In response to consumer demand for single-service, portion-controlled options, Cornfields recently introduced single-serve bags of Hi! I’m Skinny sticks and plans to launch a variety pack of single-serve bags in the next three months.

A crowded category

Like other snack manufacturers, cracker and crisp producers find themselves facing numerous challenges within the category.

“The crackers category is extremely competitive, which means differentiation is one of the biggest category challenges,” says Ingram. “Families have a lot of choices, and we are focused on giving consumers a reason to choose Lance sandwich crackers.”

Cline agrees: “There is a lot of competition in this market.
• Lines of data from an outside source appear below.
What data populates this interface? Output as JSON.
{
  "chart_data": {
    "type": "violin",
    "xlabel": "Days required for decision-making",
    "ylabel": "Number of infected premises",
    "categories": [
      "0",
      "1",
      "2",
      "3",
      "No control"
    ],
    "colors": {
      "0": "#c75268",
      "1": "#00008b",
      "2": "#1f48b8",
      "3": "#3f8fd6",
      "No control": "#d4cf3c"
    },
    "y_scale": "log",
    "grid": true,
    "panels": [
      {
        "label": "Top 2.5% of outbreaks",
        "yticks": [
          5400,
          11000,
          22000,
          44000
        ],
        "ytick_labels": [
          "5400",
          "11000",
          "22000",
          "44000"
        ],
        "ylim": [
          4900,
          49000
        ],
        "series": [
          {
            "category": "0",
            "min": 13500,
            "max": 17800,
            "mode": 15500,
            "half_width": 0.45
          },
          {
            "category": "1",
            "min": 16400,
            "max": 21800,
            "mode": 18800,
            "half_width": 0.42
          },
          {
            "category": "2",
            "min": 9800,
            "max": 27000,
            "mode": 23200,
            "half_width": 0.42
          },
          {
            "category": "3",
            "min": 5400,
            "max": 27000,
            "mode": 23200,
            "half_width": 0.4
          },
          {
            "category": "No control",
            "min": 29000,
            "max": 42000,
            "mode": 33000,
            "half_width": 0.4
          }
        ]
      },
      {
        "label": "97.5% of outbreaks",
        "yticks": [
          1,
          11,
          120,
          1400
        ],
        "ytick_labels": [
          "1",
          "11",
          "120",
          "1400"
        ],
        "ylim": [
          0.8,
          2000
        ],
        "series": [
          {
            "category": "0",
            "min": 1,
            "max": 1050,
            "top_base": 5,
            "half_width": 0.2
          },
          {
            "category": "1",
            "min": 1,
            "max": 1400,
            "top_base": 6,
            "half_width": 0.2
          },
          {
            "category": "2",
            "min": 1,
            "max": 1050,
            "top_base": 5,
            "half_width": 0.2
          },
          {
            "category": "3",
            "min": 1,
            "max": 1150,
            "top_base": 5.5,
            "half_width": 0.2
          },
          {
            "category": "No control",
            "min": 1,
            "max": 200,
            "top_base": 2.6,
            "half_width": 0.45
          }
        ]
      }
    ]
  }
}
We strive to remain relevant and exciting to the consumer in a hyper-competitive market.”

“The competition is tough,” Figgins chimes in. “We are a smaller company in the industry, but we still have to compete against the bigger companies for shelf space and consumer attention. We don’t have big advertising dollars, [so] we have to be creative.”

Skeeter Snacks’ Leyrer also cites consumer awareness as a category challenge. “When there are so many beloved brands that have long histories and remind us all of our childhood, that is a real moat,” he says. “That moat is made deeper and broader when so many of the new products are extensions of those well-loved and very familiar brands. We saw a real gap in the marketplace and an opportunity to address a big problem in a very mainstream and common sense way.”

For Garsow, the snack category continues to be cluttered with products that simply are variations of fried potato or tortilla chips. “It is a real challenge to convert consumers to better-for-you snacks that have superior nutrient content but tend to have higher cost ingredients,” he acknowledges.

Room for growth

Despite facing numerous challenges, cracker and crisps manufacturers acknowledge that there are still plenty of opportunities for growth in the category.

One example is building awareness for sandwich crackers as a great family snacking option among consumers who don’t know about or buy these snacks, says Ingram.

Expanding the occasions to enjoy sandwich crackers is another growth opportunity for the crackers category. “The occasions to eat snack crackers have increased over the years as the category has evolved,” Ingram says. “Just about any snacking occasion could involve a snack cracker, from after-school activities to family road trips.”

For Leyrer, “making safe snacks that don’t require sacrifices in terms of price or taste is a big deal,” he says. “The major snack food brands aren’t addressing what is a huge, fast-growing and very dangerous set of allergies. Most niche players and other startups focus on all allergens.”

Williard says Mediterranean Snacks is seeing a continued increase in snacking occasions among consumers and growth in the amount of snacking comprising their daily food intake. And because consumers are busier than ever, they’re also seeking out products that offer ultimate convenience.

With its toasty temperatures and abundance of outdoor activities, summer prompts many people to forego big, heavy meals in favor of small, light bites throughout the day, whether they’re at the park, a ballgame or the pool. Today’s flavorful, better-for-you crackers and crisps no doubt will encourage many consumers to maintain this practice long after the pool is closed for the season.